Price: Appetizers: US$7-13; half-shell oysters: US$12 per half dozen on the East Coast and US$18 per half dozen on the West Coast; sandwiches: US$12-19; main dishes: US$16-36; desserts: US$7.
Libations: An interesting but sweet cocktail list containing 19 products (all $12), divided into the following categories: Bright & Fizzy (such as Corpse Revived, with gin, vermouth, Lillet blanc, orange liqueur And lemon juice), Stirred & Serious (Vesper, Old-fashioned), Sweet & Sour (Moscow Mule, a riff on a piña colada) and other interesting things, including using Malibu mango, peach gin, brandy and white Sangria made from wine.

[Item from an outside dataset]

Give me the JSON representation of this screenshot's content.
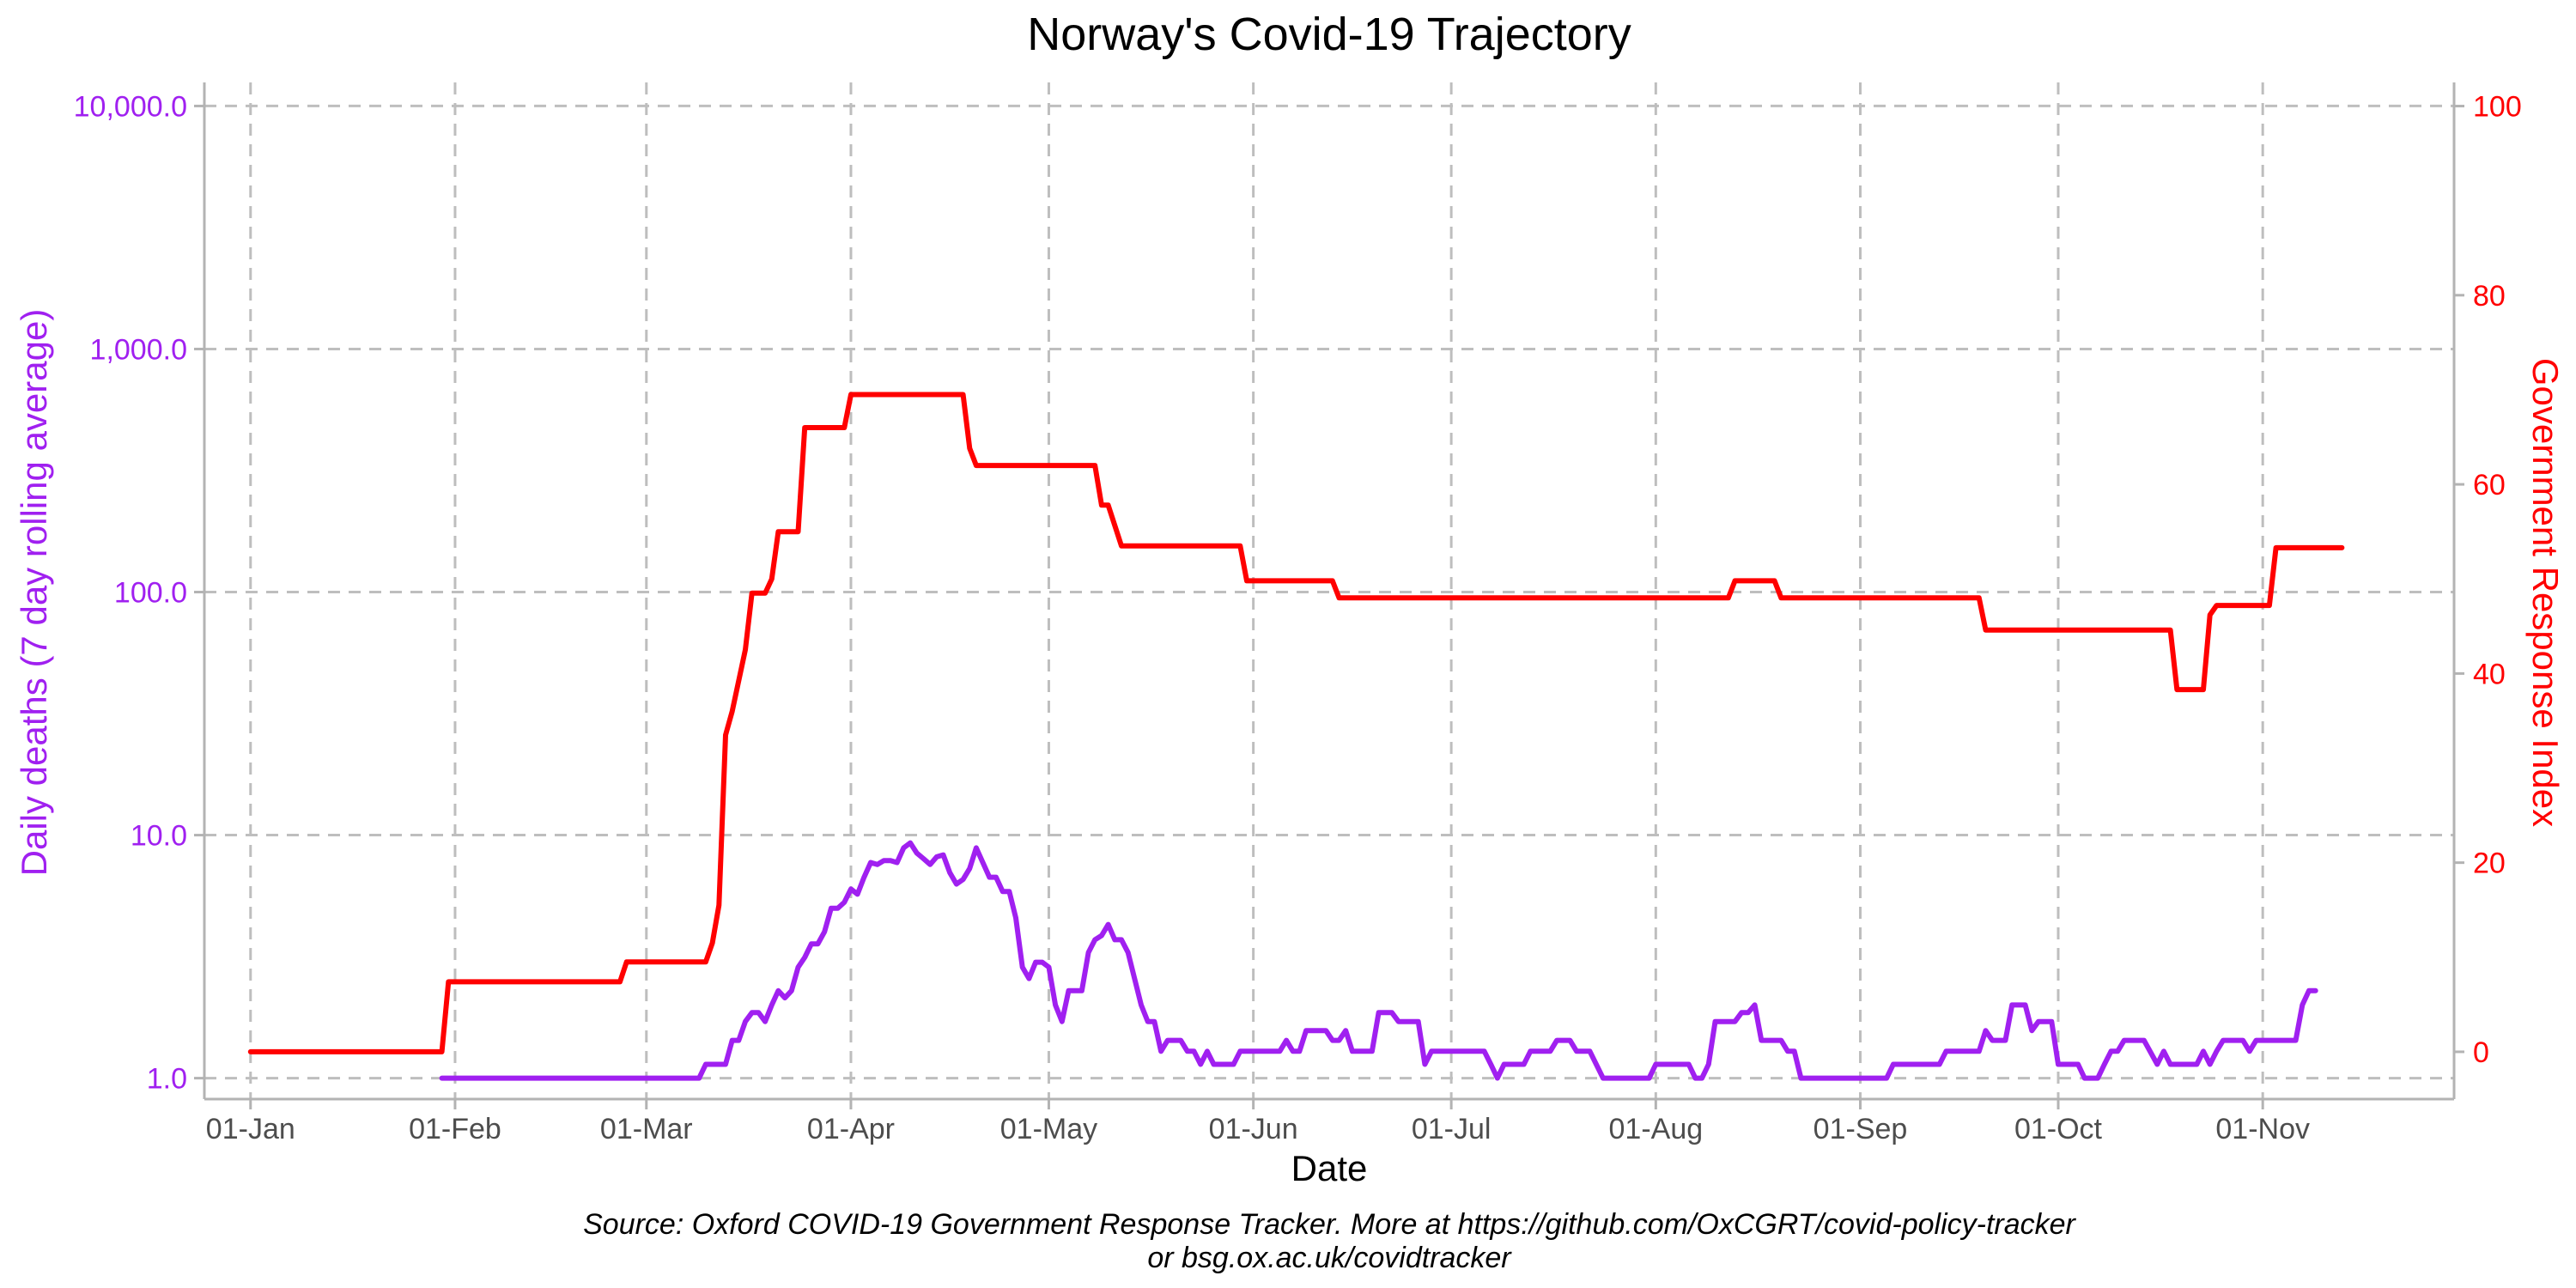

The short wine list has four fireworks; nine whites; two glasses of rosé wine and six glasses of red wine. Almost all products are offered in glass ($12) or bottle ($46), and each category of signature wine is $8 per glass and $30 per bottle. There is a rotating draft beer list in Maryland’s 10 beers and eight canned or bottled beers. The happy hour (from 3pm to 6:30pm, 7 days a week) is very cost-effective. It offers a variety of cocktails, all house wines and house beers at a price of $7, and all drafts can enjoy a $2 discount.
David Hagedorn is a restaurant critic for Bethesda Magazine.